Les Québécois de confession musulmane : une menace ou une chance pour le Québec? Entrevue avec Monsi
- Mrani Moulay Rachid
- 9 févr. 2016
- 14 min de lecture

Notre invité Monsieur Jean Dorion est un sociologue qui a été attaché politique du ministre de l’Immigration Jacques Couture, directeur de cabinet du ministre Gérald Godin, agent de liaison avec les communautés culturelles, président de la SSJB de Montréal, délégué général du Québec à Tokyo et député du Bloc québécois.
Il est également président de "Indépendantistes pour une laïcité inclusive" et auteur du livre : INCLURE. Quelle laïcité pour le Québec, aux éditions Québec-Amérique.
Entrevue réalisée le 6 juin 2015
Actuellement, les musulmans vivant au Québec font partie de la deuxième et la troisième voire la quatrième génération de citoyens issus de l’immigration. Cette longévité les a aidé à sortir des anciens systèmes de communautés immigrantes fermées vers plus de visibilité et plus de contribution à la vie sociale, économique et culturelle de leurs pays d’accueil. Cette réalité suscite beaucoup d’inquiétudes chez une partie de la société qui ressent un malaise identitaire vis-à-vis de certaines expressions religieuses de l’islam au Québec. Un malaise qui s’est traduit dernièrement par la Charte des valeurs et les débats très émotifs qui l’ont accompagné.

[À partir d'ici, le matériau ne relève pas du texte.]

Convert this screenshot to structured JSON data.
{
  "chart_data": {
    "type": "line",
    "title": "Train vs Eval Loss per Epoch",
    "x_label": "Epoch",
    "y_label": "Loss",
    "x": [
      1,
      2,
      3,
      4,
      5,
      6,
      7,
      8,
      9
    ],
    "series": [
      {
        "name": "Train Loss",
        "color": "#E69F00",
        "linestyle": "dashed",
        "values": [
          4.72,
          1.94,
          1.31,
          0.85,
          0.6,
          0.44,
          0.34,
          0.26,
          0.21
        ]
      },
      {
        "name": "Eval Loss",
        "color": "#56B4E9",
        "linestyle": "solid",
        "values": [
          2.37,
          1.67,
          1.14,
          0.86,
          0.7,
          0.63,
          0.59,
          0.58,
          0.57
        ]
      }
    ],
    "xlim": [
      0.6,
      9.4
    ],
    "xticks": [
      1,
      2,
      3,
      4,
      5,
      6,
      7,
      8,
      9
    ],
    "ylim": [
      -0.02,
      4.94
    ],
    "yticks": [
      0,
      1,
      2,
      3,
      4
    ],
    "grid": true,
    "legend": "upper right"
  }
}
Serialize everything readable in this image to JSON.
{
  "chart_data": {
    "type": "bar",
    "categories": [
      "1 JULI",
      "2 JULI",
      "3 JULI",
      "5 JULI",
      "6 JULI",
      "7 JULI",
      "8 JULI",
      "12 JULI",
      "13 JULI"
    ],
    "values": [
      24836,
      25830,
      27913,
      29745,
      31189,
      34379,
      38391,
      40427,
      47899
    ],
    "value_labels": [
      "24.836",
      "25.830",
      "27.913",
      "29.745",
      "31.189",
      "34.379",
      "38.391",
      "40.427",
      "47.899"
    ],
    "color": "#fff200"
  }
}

Aujourd’hui, même si la Charte n’est plus d’actualité, l’islam est toujours à la Une des médias et des discours politiques, des fois en raison d’évènements internes et très souvent à cause de l’actualité internationale.
Dr Moulay Rachid Mrani revient, avec son invité Monsieur Jean Dorion, sur la présence des musulmans au Québec, sur les causes et les conséquences de la Charte des Valeurs et sur les mécanismes du vivre-ensemble auxquels doivent participer toutes les communautés de la Belle province.
M-R.M- Pour commencer, ma question sera très générale. Vous avez une longue expérience politique au Québec et vous avez vu des vagues d’immigration se succéder au Québec. Pouvez-vous nous expliquer ce qui se passe aujourd’hui avec les immigrants de confession musulmane?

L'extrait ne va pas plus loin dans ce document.